Je rêve d’humains qui écoutent

Un texte de Jonathan Harnois

Paru dans le numéro

Publié le : 22 novembre 2021

Dernière mise à jour : 30 novembre 2021

 

Deuxième poème inédit tiré des carnets de l’auteur Jonathan Harnois, qui planche ces temps-ci sur l’écriture de Je rêve d’humains qui écoutent, un essai poétique sur le pouvoir de l’écoute et les menaces qui la guettent.

Jonathan Harnois écoute
Photo Mikaël Theimer

Dans ses prochains numéros, Le Tour vous propose un florilège de réflexions et de poèmes inédits tirés des carnets de l’auteur Jonathan Harnois, qui planche ces temps-ci sur l’écriture de Je rêve d’humains qui écoutent, un essai poétique sur le pouvoir de l’écoute et les menaces qui la guettent.

Nos indicibles

Entre nous c’est vrai l’indicible gronde.

L’indicible là et ses tonnerres de non-dits, mais c’est pourtant d’eux que déboulent de larges pans de toi.

Ces tonnerres du dedans, ceux que j’entends quand je t’écoute, sans être capable de les rendre parfaitement intelligibles, sont aussi toi. Ils sont le murmure ombragé de ta vie. La cendre de ton feu, le cœur de tes creux. Ils sont ton envers solaire et ta densité nectarifère. Alors pourquoi ne voudrais-je pas les entendre ?

Si tu n’avais pas ces mondes, là, que je ne peux voir, si tu ne contenais pas ces mille recoins de mystère qu’aucun mot n’éclaire, qui serais-tu ? Ne serais-tu pas qu’à demi ? Et t’aimerais-je ?

Si nous rêvions de continuer, par le silence, par la poésie, à défricher nos indicibles, n’aurions-nous pas aussi parfois la sagesse de les laisser tel quel ? Ne serions-nous pas tentés de tendre simplement l’oreille au murmure de leur présence massive ?

L’incommunicable qui semble s’étendre entre nous n’est pas un désert, mais une forêt.
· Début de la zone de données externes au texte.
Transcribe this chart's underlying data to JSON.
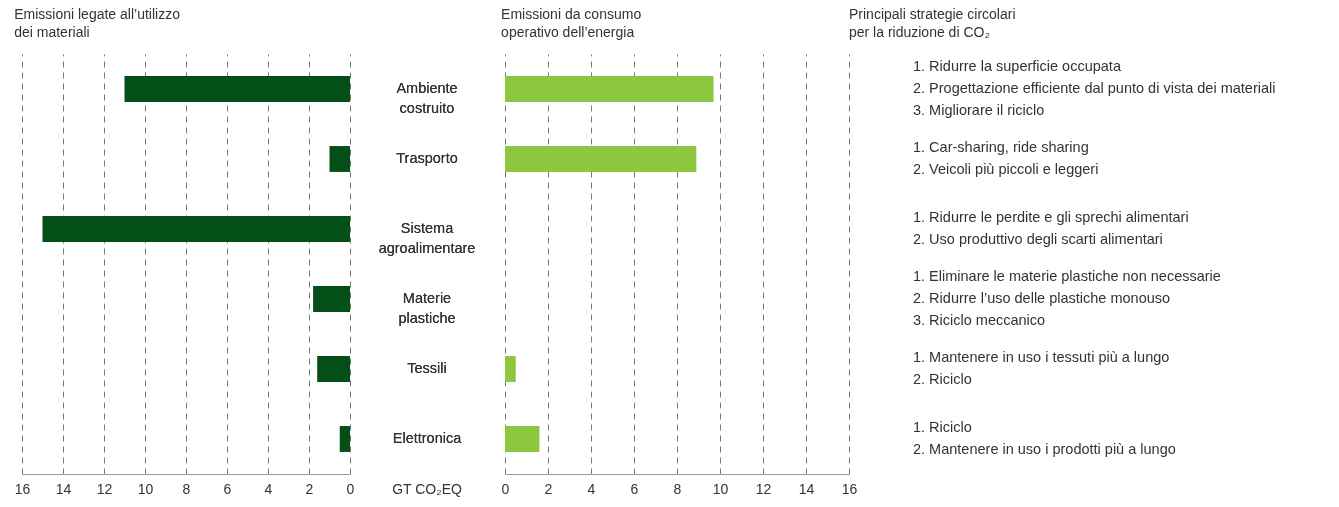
{
  "chart_data": [
    {
      "type": "bar",
      "orientation": "horizontal",
      "title": "Emissioni legate all’utilizzo\ndei materiali",
      "xlabel": "GT CO₂EQ",
      "categories": [
        "Ambiente costruito",
        "Trasporto",
        "Sistema agroalimentare",
        "Materie plastiche",
        "Tessili",
        "Elettronica"
      ],
      "values": [
        11.0,
        1.0,
        15.0,
        1.8,
        1.6,
        0.5
      ],
      "color": "#044f18",
      "xlim": [
        16,
        0
      ],
      "xticks": [
        16,
        14,
        12,
        10,
        8,
        6,
        4,
        2,
        0
      ],
      "grid": "x"
    },
    {
      "type": "bar",
      "orientation": "horizontal",
      "title": "Emissioni da consumo\noperativo dell’energia",
      "categories": [
        "Ambiente costruito",
        "Trasporto",
        "Sistema agroalimentare",
        "Materie plastiche",
        "Tessili",
        "Elettronica"
      ],
      "values": [
        9.7,
        8.9,
        null,
        null,
        0.5,
        1.6
      ],
      "color": "#8dc63f",
      "xlim": [
        0,
        16
      ],
      "xticks": [
        0,
        2,
        4,
        6,
        8,
        10,
        12,
        14,
        16
      ],
      "grid": "x",
      "tick_labels": "x"
    },
    {
      "type": "other",
      "title": "Principali strategie circolari\nper la riduzione di CO₂",
      "annotations": [
        "1. Ridurre la superficie occupata",
        "2. Progettazione efficiente dal punto di vista dei materiali",
        "3. Migliorare il riciclo",
        "1. Car-sharing, ride sharing",
        "2. Veicoli più piccoli e leggeri",
        "1. Ridurre le perdite e gli sprechi alimentari",
        "2. Uso produttivo degli scarti alimentari",
        "1. Eliminare le materie plastiche non necessarie",
        "2. Ridurre l’uso delle plastiche monouso",
        "3. Riciclo meccanico",
        "1. Mantenere in uso i tessuti più a lungo",
        "2. Riciclo",
        "1. Riciclo",
        "2. Mantenere in uso i prodotti più a lungo"
      ]
    }
  ]
}
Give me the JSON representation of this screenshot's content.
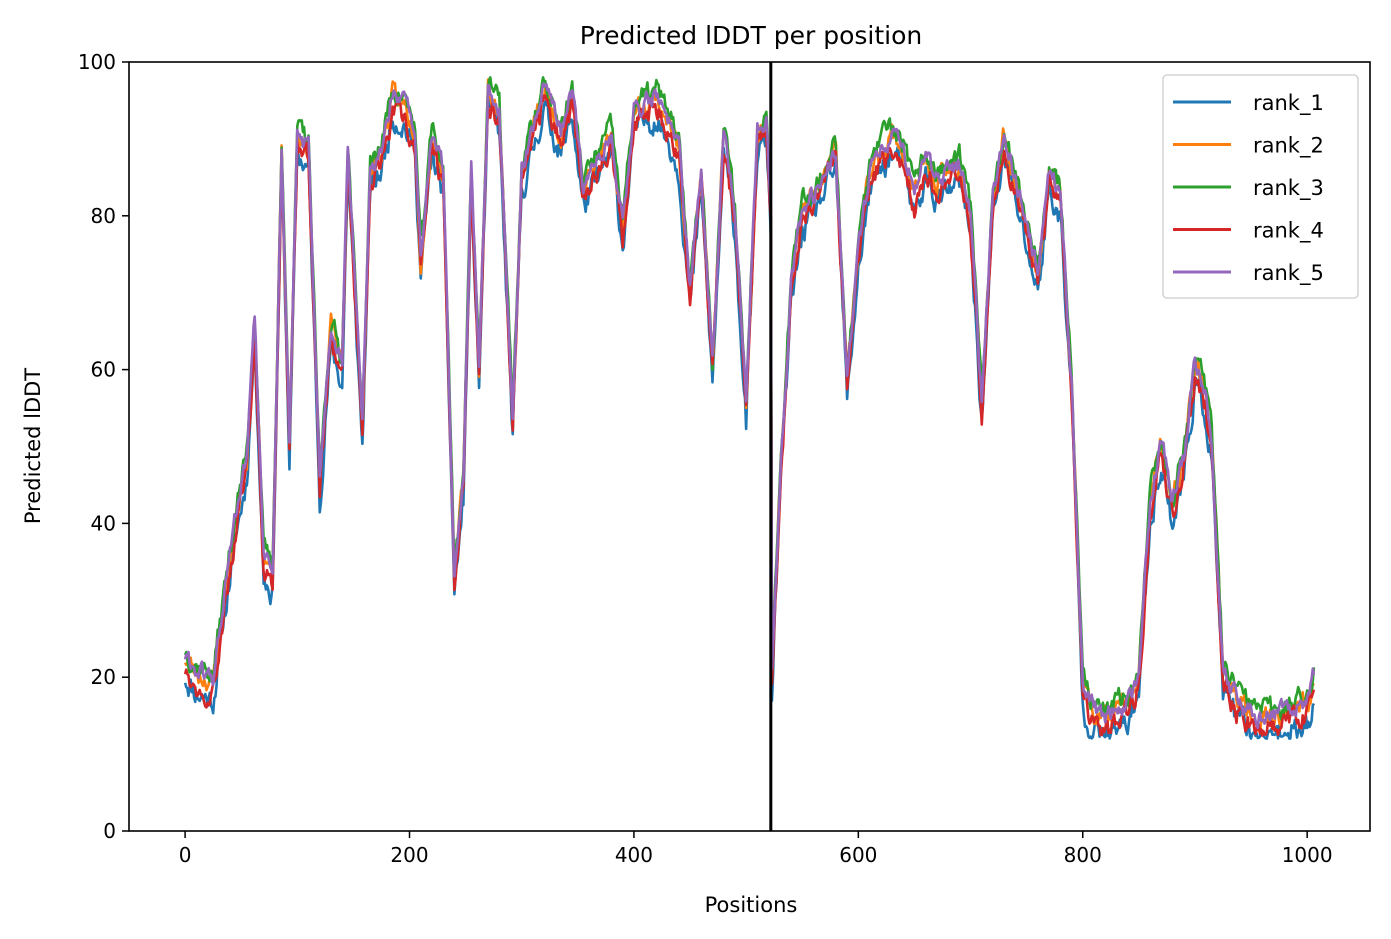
{
  "chart_data": {
    "type": "line",
    "title": "Predicted lDDT per position",
    "xlabel": "Positions",
    "ylabel": "Predicted lDDT",
    "xlim": [
      -50,
      1056
    ],
    "ylim": [
      0,
      100
    ],
    "xticks": [
      0,
      200,
      400,
      600,
      800,
      1000
    ],
    "yticks": [
      0,
      20,
      40,
      60,
      80,
      100
    ],
    "grid": false,
    "legend_position": "top-right",
    "vline_x": 522,
    "colors": {
      "rank_1": "#1f77b4",
      "rank_2": "#ff7f0e",
      "rank_3": "#2ca02c",
      "rank_4": "#d62728",
      "rank_5": "#9467bd",
      "vline": "#000000"
    },
    "base_profile": [
      [
        0,
        22
      ],
      [
        10,
        20
      ],
      [
        25,
        19
      ],
      [
        35,
        30
      ],
      [
        45,
        40
      ],
      [
        55,
        48
      ],
      [
        62,
        66
      ],
      [
        70,
        35
      ],
      [
        78,
        33
      ],
      [
        86,
        88
      ],
      [
        93,
        50
      ],
      [
        100,
        90
      ],
      [
        110,
        88
      ],
      [
        120,
        45
      ],
      [
        130,
        65
      ],
      [
        140,
        60
      ],
      [
        145,
        88
      ],
      [
        158,
        52
      ],
      [
        165,
        85
      ],
      [
        175,
        88
      ],
      [
        185,
        95
      ],
      [
        195,
        94
      ],
      [
        205,
        90
      ],
      [
        210,
        74
      ],
      [
        220,
        90
      ],
      [
        230,
        85
      ],
      [
        240,
        33
      ],
      [
        248,
        45
      ],
      [
        255,
        85
      ],
      [
        262,
        60
      ],
      [
        270,
        96
      ],
      [
        280,
        93
      ],
      [
        292,
        53
      ],
      [
        300,
        85
      ],
      [
        320,
        96
      ],
      [
        335,
        90
      ],
      [
        345,
        95
      ],
      [
        355,
        83
      ],
      [
        365,
        86
      ],
      [
        380,
        90
      ],
      [
        390,
        78
      ],
      [
        400,
        93
      ],
      [
        420,
        95
      ],
      [
        430,
        92
      ],
      [
        440,
        88
      ],
      [
        450,
        70
      ],
      [
        460,
        85
      ],
      [
        470,
        60
      ],
      [
        480,
        90
      ],
      [
        490,
        80
      ],
      [
        500,
        55
      ],
      [
        510,
        90
      ],
      [
        518,
        92
      ],
      [
        522,
        80
      ],
      [
        523,
        20
      ],
      [
        530,
        45
      ],
      [
        540,
        70
      ],
      [
        550,
        80
      ],
      [
        560,
        82
      ],
      [
        570,
        85
      ],
      [
        580,
        88
      ],
      [
        590,
        58
      ],
      [
        600,
        75
      ],
      [
        610,
        85
      ],
      [
        620,
        88
      ],
      [
        630,
        90
      ],
      [
        640,
        88
      ],
      [
        650,
        82
      ],
      [
        660,
        87
      ],
      [
        670,
        84
      ],
      [
        680,
        85
      ],
      [
        690,
        86
      ],
      [
        700,
        80
      ],
      [
        710,
        55
      ],
      [
        720,
        82
      ],
      [
        730,
        90
      ],
      [
        740,
        84
      ],
      [
        750,
        78
      ],
      [
        760,
        72
      ],
      [
        770,
        85
      ],
      [
        780,
        82
      ],
      [
        790,
        58
      ],
      [
        800,
        18
      ],
      [
        810,
        15
      ],
      [
        820,
        14
      ],
      [
        830,
        15
      ],
      [
        840,
        16
      ],
      [
        850,
        20
      ],
      [
        860,
        42
      ],
      [
        870,
        50
      ],
      [
        880,
        42
      ],
      [
        890,
        48
      ],
      [
        900,
        60
      ],
      [
        910,
        56
      ],
      [
        915,
        50
      ],
      [
        925,
        20
      ],
      [
        940,
        16
      ],
      [
        960,
        14
      ],
      [
        980,
        15
      ],
      [
        1000,
        16
      ],
      [
        1007,
        20
      ]
    ],
    "series": [
      {
        "name": "rank_1",
        "length": 1007,
        "offset": -2.0,
        "seed": 11,
        "noise": 3.5
      },
      {
        "name": "rank_2",
        "length": 1007,
        "offset": 0.5,
        "seed": 23,
        "noise": 3.0
      },
      {
        "name": "rank_3",
        "length": 1007,
        "offset": 1.5,
        "seed": 37,
        "noise": 3.0
      },
      {
        "name": "rank_4",
        "length": 1007,
        "offset": -1.0,
        "seed": 49,
        "noise": 3.0
      },
      {
        "name": "rank_5",
        "length": 1007,
        "offset": 0.8,
        "seed": 61,
        "noise": 2.5
      }
    ]
  }
}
Un méandre de feuillages propices et d’épines d’être où nous pourrions nous trouver se perdant, où nous déprendre du tourment de se comprendre à tout prix.

Par-delà se dire :

se respirer

se dérober

se risquer dans l’ombre

s’égratigner aveugles

s’énigmatiser

se dédeviner

s’élucider l’opaque

dans l’envol s’envoler plus haut

dans le creusement se creuser plus bas

que nos rampances verbales

pour éclore à nos nuits

de silences en épousailles

Tes indicibles me sont indispensables

Les miens te sont essentiels

C’est grâce à eux que tu es toi

que je suis moi

Par eux qu’on peut continuer d’espérer encore se dévorer les infinis

Dans nos indicibles, dans notre forêt réciproque, je ne veux jamais oublier que tu es aussi bruissements.